Luca Stanga

Personal information
- Date of birth: 23 January 2002 (age 24)
- Place of birth: Brescia, Italy
- Height: 1.85 m (6 ft 1 in)
- Position: Defender

Team information
- Current team: Derthona

Youth career
- 2008–2022: AC Milan

Senior career*
- Years: Team / Apps / (Gls)
- 2021–2022: AC Milan / 1 / (0)
- 2022–2025: Lecco / 17 / (0)
- 2023–2024: → Rimini (loan) / 6 / (0)
- 2024: → Juve Stabia (loan) / 1 / (0)
- 2025–2026: Celle Varazze / 30 / (0)
- 2026–: Derthona / 4 / (0)

= Luca Stanga =

Italian footballer (born 2002)

Luca Stanga (born 23 January 2002) is an Italian professional footballer who plays as a defender for Serie D club Derthona.

==Club career==
Born in Brescia, Stanga is a youth product of AC Milan, where he started playing football at the age of six, before coming through all their youth ranks and finally beginning training with the senior team in 2021. He made his professional debut with the club on 9 January 2022, coming in as a substitute in the final minutes of a 3–0 Serie A win over Venezia.

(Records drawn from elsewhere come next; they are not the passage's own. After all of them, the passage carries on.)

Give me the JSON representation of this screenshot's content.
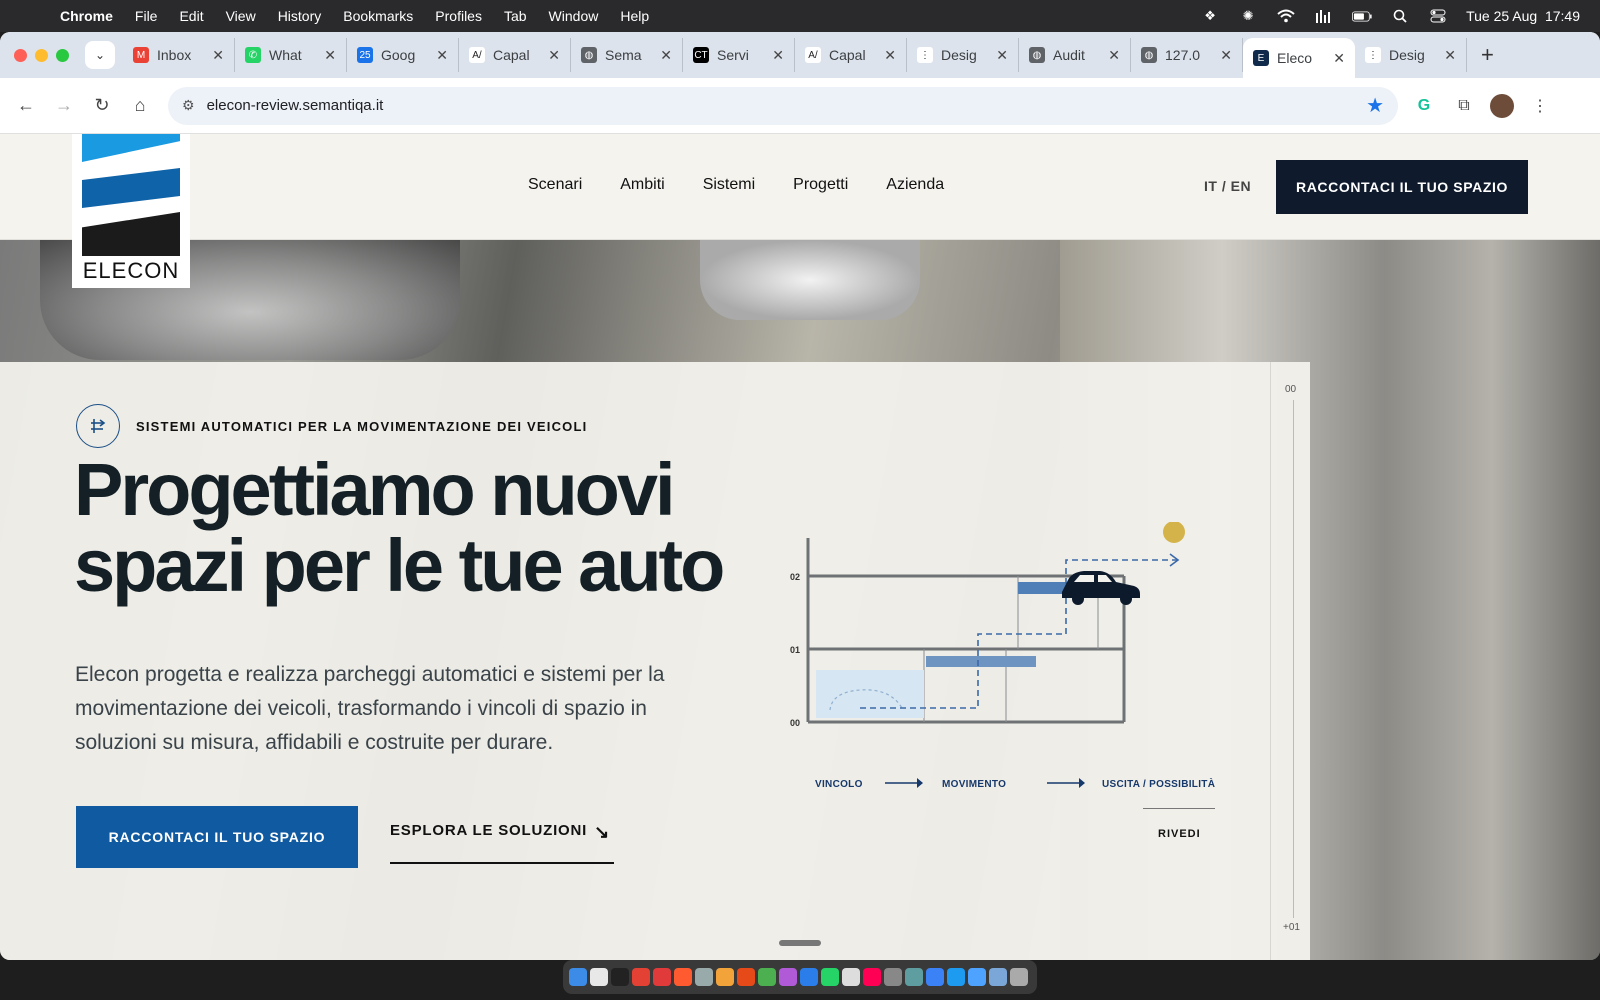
{
  "menubar": {
    "app": "Chrome",
    "items": [
      "File",
      "Edit",
      "View",
      "History",
      "Bookmarks",
      "Profiles",
      "Tab",
      "Window",
      "Help"
    ],
    "clock": "Tue 25 Aug  17:49"
  },
  "tabs": [
    {
      "label": "Inbox",
      "icon": "gmail-icon",
      "color": "#ea4335",
      "glyph": "M"
    },
    {
      "label": "What",
      "icon": "whatsapp-icon",
      "color": "#25d366",
      "glyph": "✆"
    },
    {
      "label": "Goog",
      "icon": "google-calendar-icon",
      "color": "#1a73e8",
      "glyph": "25"
    },
    {
      "label": "Capal",
      "icon": "capacities-icon",
      "color": "#ffffff",
      "glyph": "A/"
    },
    {
      "label": "Sema",
      "icon": "globe-icon",
      "color": "#5f6368",
      "glyph": "◍"
    },
    {
      "label": "Servi",
      "icon": "service-icon",
      "color": "#000000",
      "glyph": "CT"
    },
    {
      "label": "Capal",
      "icon": "capacities-icon",
      "color": "#ffffff",
      "glyph": "A/"
    },
    {
      "label": "Desig",
      "icon": "dots-icon",
      "color": "#ffffff",
      "glyph": "⋮"
    },
    {
      "label": "Audit",
      "icon": "globe-icon",
      "color": "#5f6368",
      "glyph": "◍"
    },
    {
      "label": "127.0",
      "icon": "globe-icon",
      "color": "#5f6368",
      "glyph": "◍"
    },
    {
      "label": "Eleco",
      "icon": "elecon-icon",
      "color": "#0f2a4a",
      "glyph": "E",
      "active": true
    },
    {
      "label": "Desig",
      "icon": "dots-icon",
      "color": "#ffffff",
      "glyph": "⋮"
    }
  ],
  "omnibox": {
    "url": "elecon-review.semantiqa.it"
  },
  "site": {
    "logo_text": "ELECON",
    "nav": [
      "Scenari",
      "Ambiti",
      "Sistemi",
      "Progetti",
      "Azienda"
    ],
    "lang": "IT / EN",
    "cta_top": "RACCONTACI IL TUO SPAZIO"
  },
  "hero": {
    "badge": "SISTEMI AUTOMATICI PER LA MOVIMENTAZIONE DEI VEICOLI",
    "title_line1": "Progettiamo nuovi",
    "title_line2": "spazi per le tue auto",
    "lead": "Elecon progetta e realizza parcheggi automatici e sistemi per la movimentazione dei veicoli, trasformando i vincoli di spazio in soluzioni su misura, affidabili e costruite per durare.",
    "cta_primary": "RACCONTACI IL TUO SPAZIO",
    "cta_secondary": "ESPLORA LE SOLUZIONI",
    "cta_secondary_arrow": "↘"
  },
  "diagram": {
    "levels": [
      "02",
      "01",
      "00"
    ],
    "flow": [
      "VINCOLO",
      "MOVIMENTO",
      "USCITA / POSSIBILITÀ"
    ],
    "replay": "RIVEDI"
  },
  "scrubber": {
    "top": "00",
    "bottom": "+01"
  }
}
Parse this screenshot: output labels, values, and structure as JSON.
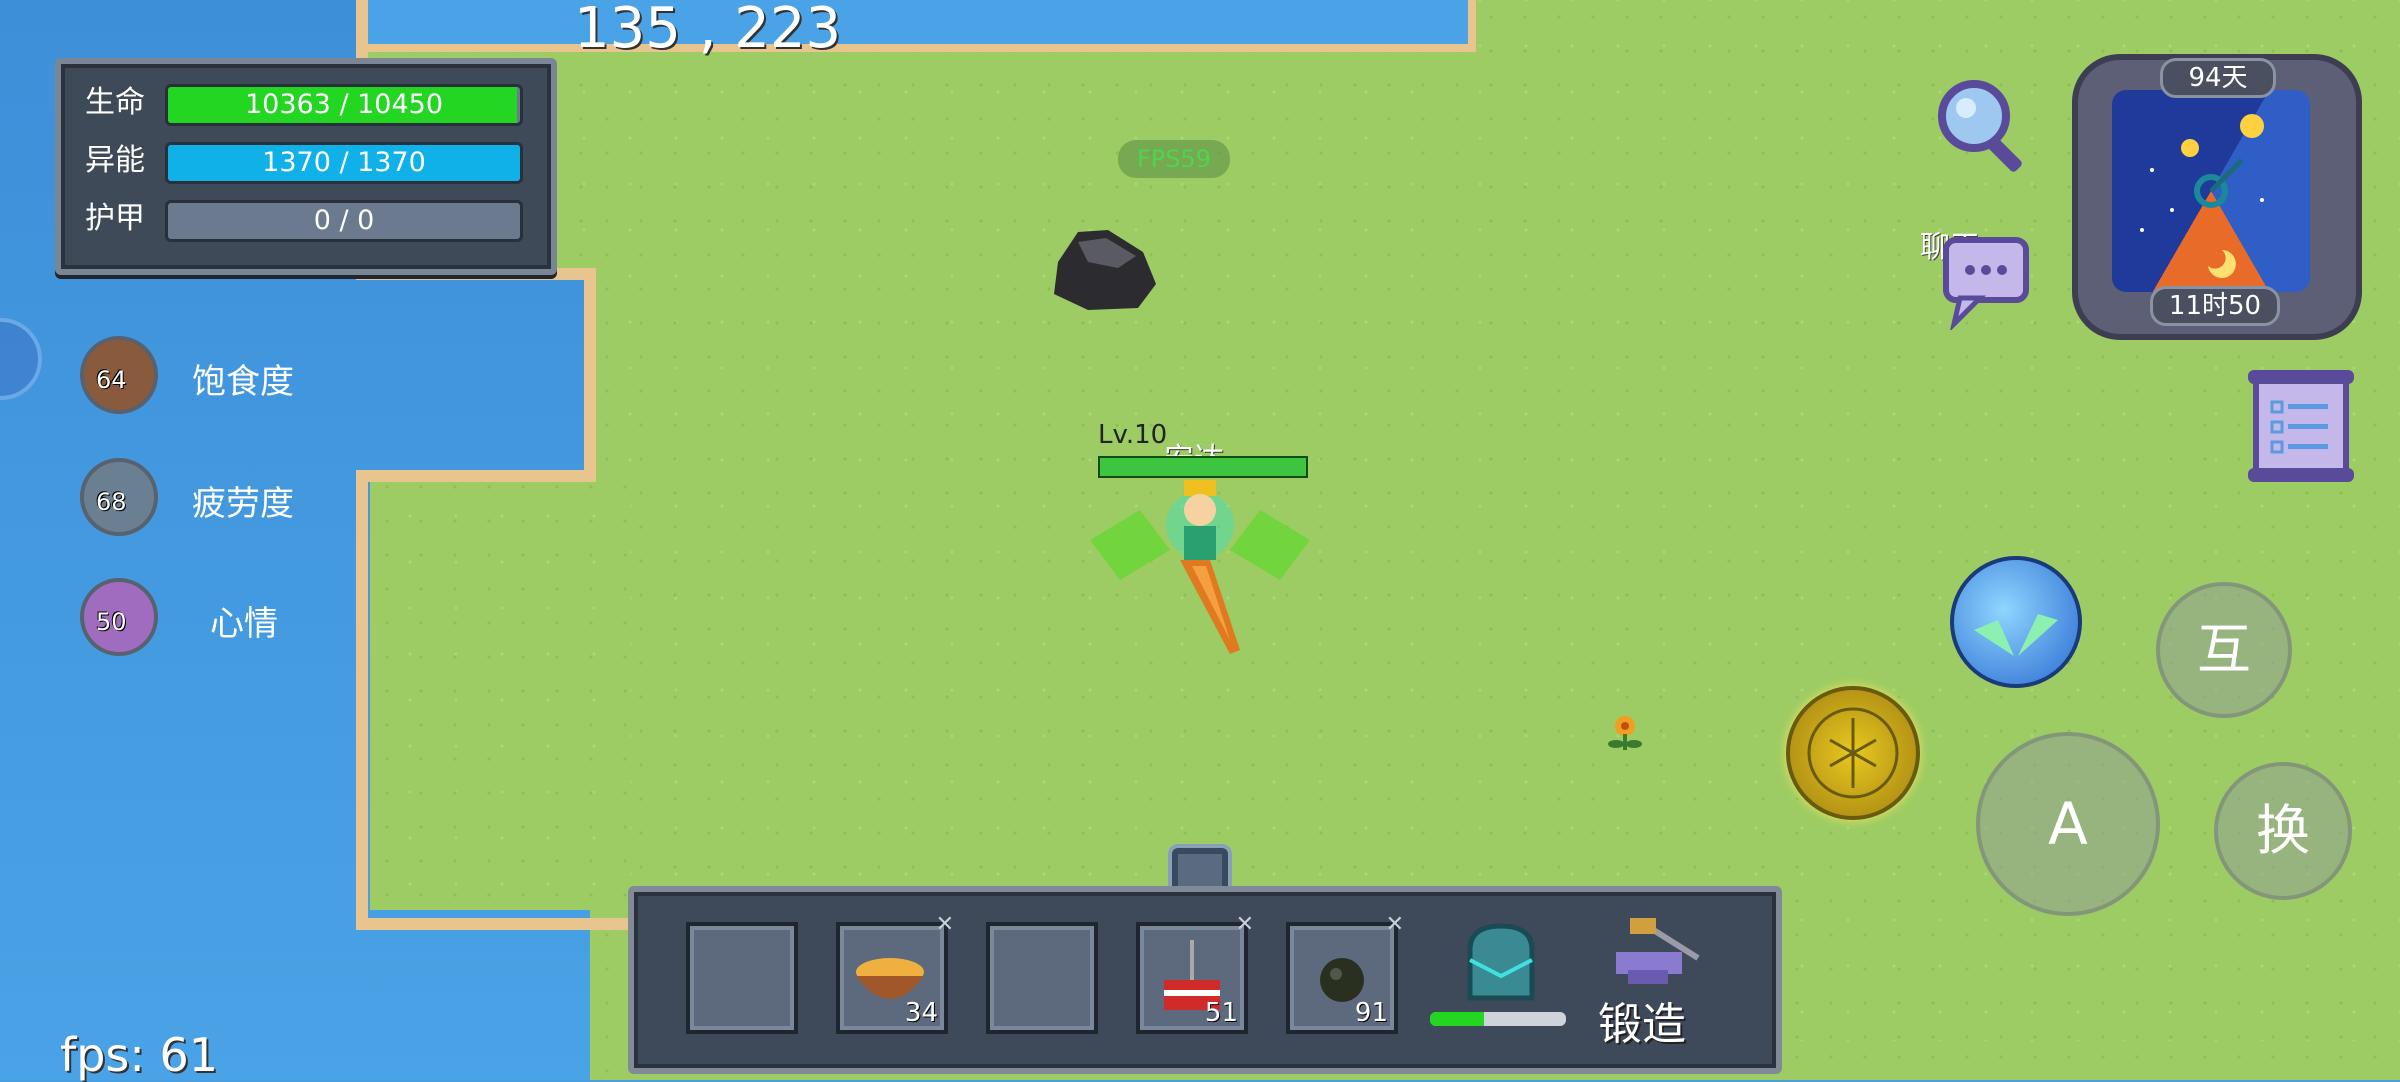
{
  "coords": "135 , 223",
  "fps_overlay": "FPS59",
  "fps_bottom": "fps: 61",
  "stats": [
    {
      "label": "生命",
      "value": "10363 / 10450",
      "fill": 0.992,
      "color": "#22d622"
    },
    {
      "label": "异能",
      "value": "1370 / 1370",
      "fill": 1.0,
      "color": "#10b0e8"
    },
    {
      "label": "护甲",
      "value": "0 / 0",
      "fill": 0.0,
      "color": "#6b7a8e"
    }
  ],
  "needs": [
    {
      "label": "饱食度",
      "value": "64",
      "icon": "food-icon"
    },
    {
      "label": "疲劳度",
      "value": "68",
      "icon": "fatigue-icon"
    },
    {
      "label": "心情",
      "value": "50",
      "icon": "heart-icon"
    }
  ],
  "clock": {
    "day": "94天",
    "time": "11时50"
  },
  "chat_label": "聊天",
  "player": {
    "level": "Lv.10",
    "name": "安达"
  },
  "hotbar": [
    {
      "icon": "empty-slot",
      "count": ""
    },
    {
      "icon": "food-bowl-icon",
      "count": "34"
    },
    {
      "icon": "empty-slot",
      "count": ""
    },
    {
      "icon": "dynamite-icon",
      "count": "51"
    },
    {
      "icon": "bomb-icon",
      "count": "91"
    }
  ],
  "backpack_progress": 0.4,
  "forge_label": "锻造",
  "buttons": {
    "interact": "互",
    "attack": "A",
    "swap": "换"
  }
}
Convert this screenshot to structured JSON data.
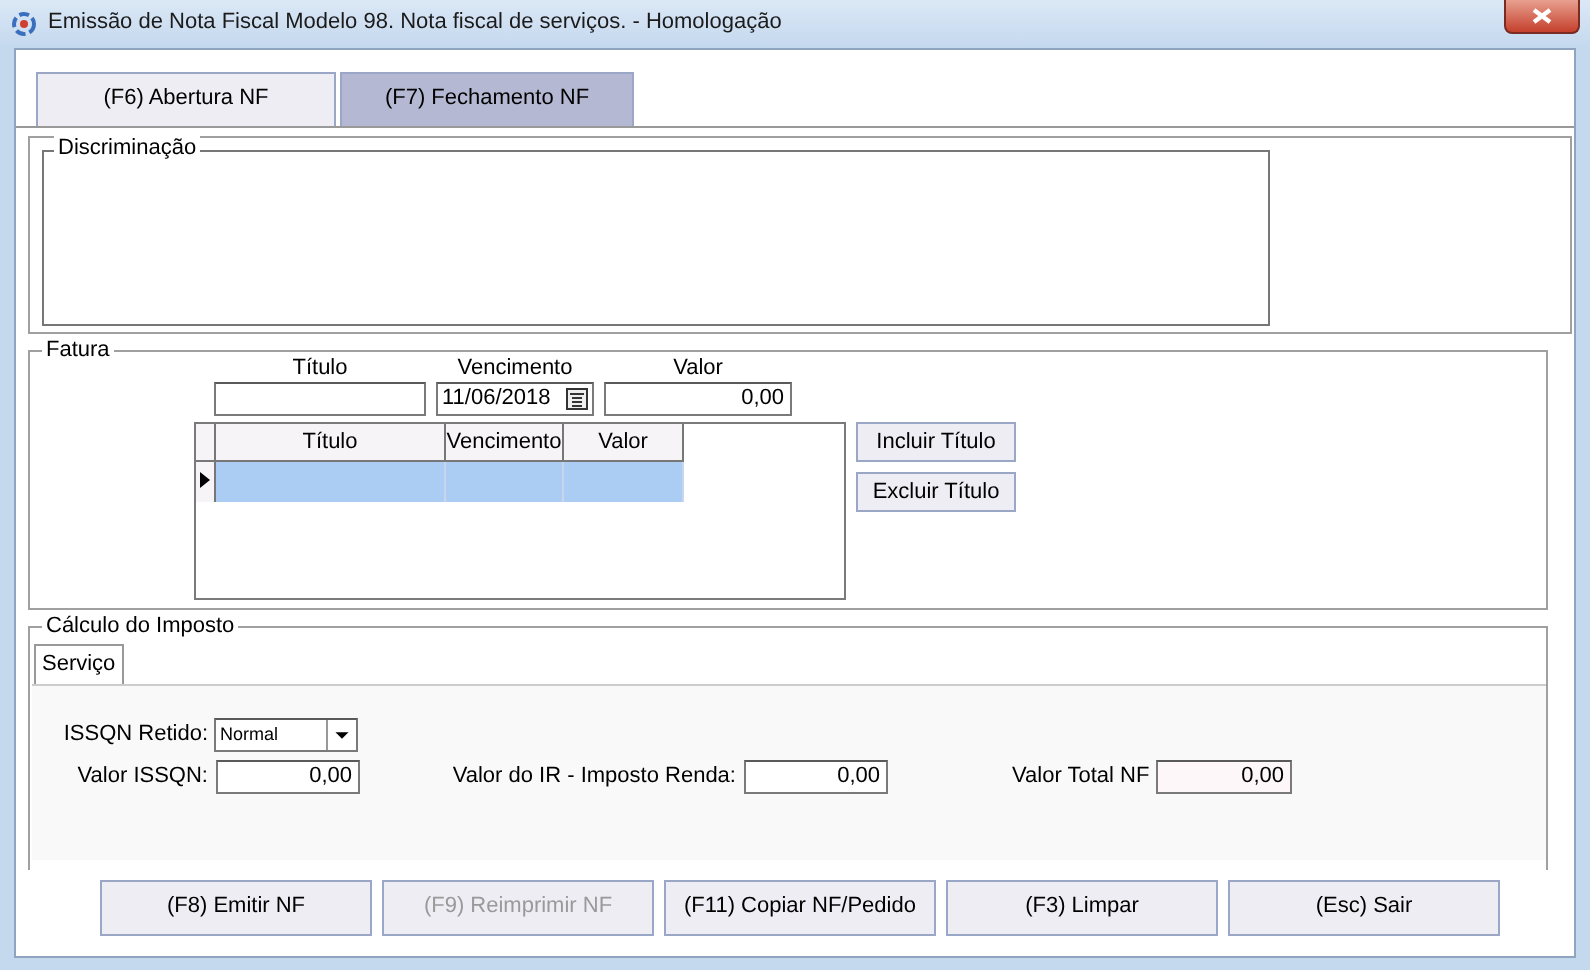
{
  "window": {
    "title": "Emissão de Nota Fiscal Modelo 98. Nota fiscal  de serviços. - Homologação"
  },
  "tabs": [
    {
      "label": "(F6) Abertura NF",
      "selected": false
    },
    {
      "label": "(F7) Fechamento NF",
      "selected": true
    }
  ],
  "discriminacao": {
    "legend": "Discriminação"
  },
  "fatura": {
    "legend": "Fatura",
    "fields": [
      {
        "label": "Título"
      },
      {
        "label": "Vencimento",
        "value": "11/06/2018",
        "kind": "date"
      },
      {
        "label": "Valor",
        "value": "0,00"
      }
    ],
    "grid": {
      "columns": [
        "Título",
        "Vencimento",
        "Valor"
      ],
      "rows": [
        {
          "selected": true
        }
      ]
    },
    "buttons": [
      "Incluir Título",
      "Excluir Título"
    ]
  },
  "calculo": {
    "legend": "Cálculo do Imposto",
    "tabs": [
      {
        "label": "Serviço",
        "selected": true
      }
    ],
    "issqn_retido": {
      "label": "ISSQN Retido:",
      "value": "Normal"
    },
    "fields": [
      {
        "label": "Valor ISSQN:",
        "value": "0,00"
      },
      {
        "label": "Valor do IR - Imposto Renda:",
        "value": "0,00"
      },
      {
        "label": "Valor Total NF",
        "value": "0,00"
      }
    ]
  },
  "buttons": [
    {
      "label": "(F8) Emitir NF",
      "disabled": false
    },
    {
      "label": "(F9) Reimprimir NF",
      "disabled": true
    },
    {
      "label": "(F11) Copiar NF/Pedido",
      "disabled": false
    },
    {
      "label": "(F3) Limpar",
      "disabled": false
    },
    {
      "label": "(Esc) Sair",
      "disabled": false
    }
  ]
}
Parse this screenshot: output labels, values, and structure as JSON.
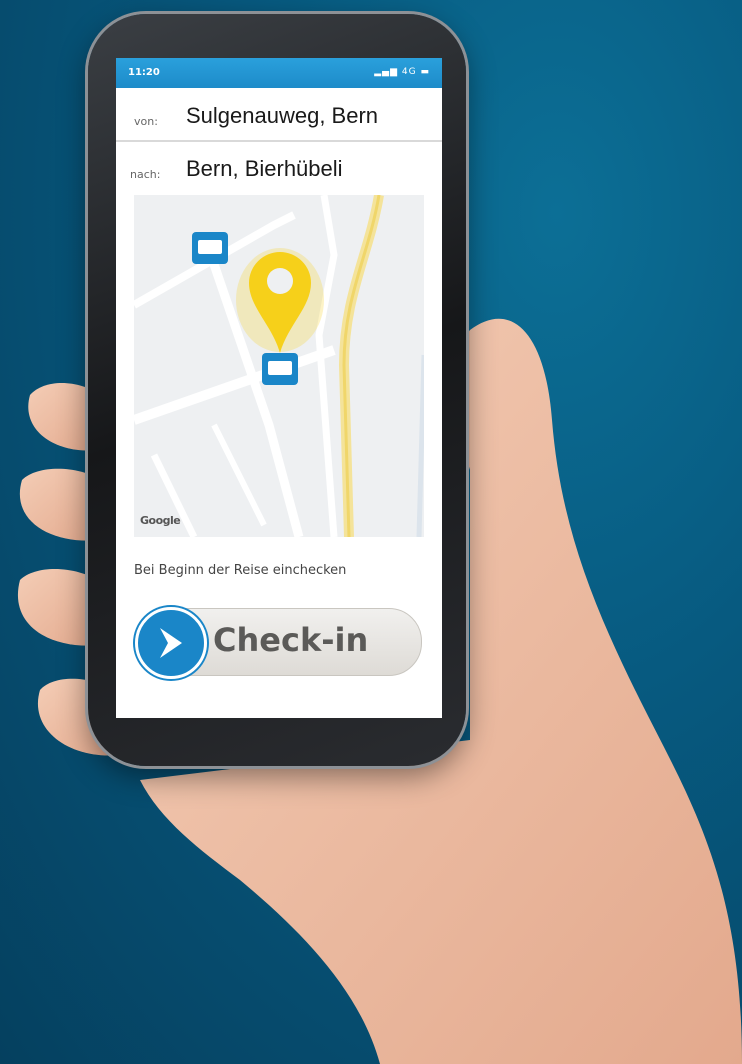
{
  "status": {
    "time": "11:20",
    "signal": "4G"
  },
  "from": {
    "label": "von:",
    "value": "Sulgenauweg, Bern"
  },
  "to": {
    "label": "nach:",
    "value": "Bern, Bierhübeli"
  },
  "map": {
    "attribution": "Google"
  },
  "hint": "Bei Beginn der Reise einchecken",
  "checkin": {
    "label": "Check-in"
  },
  "colors": {
    "accent": "#1a86c8",
    "pin": "#f6d01a",
    "status_bar": "#2aa0dc"
  }
}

On 1 August 2022, Stanga joined Serie C club Lecco on a permanent deal, signing a contract until 30 June 2024.

On 28 August 2023, Stanga joined Rimini on a season-long loan. On 1 February 2024, Stanga moved on loan to Juve Stabia.

== International career ==
Although he has never represented Italy in an official international match, Stanga took part in a training camp with the Under-19 team in January 2021.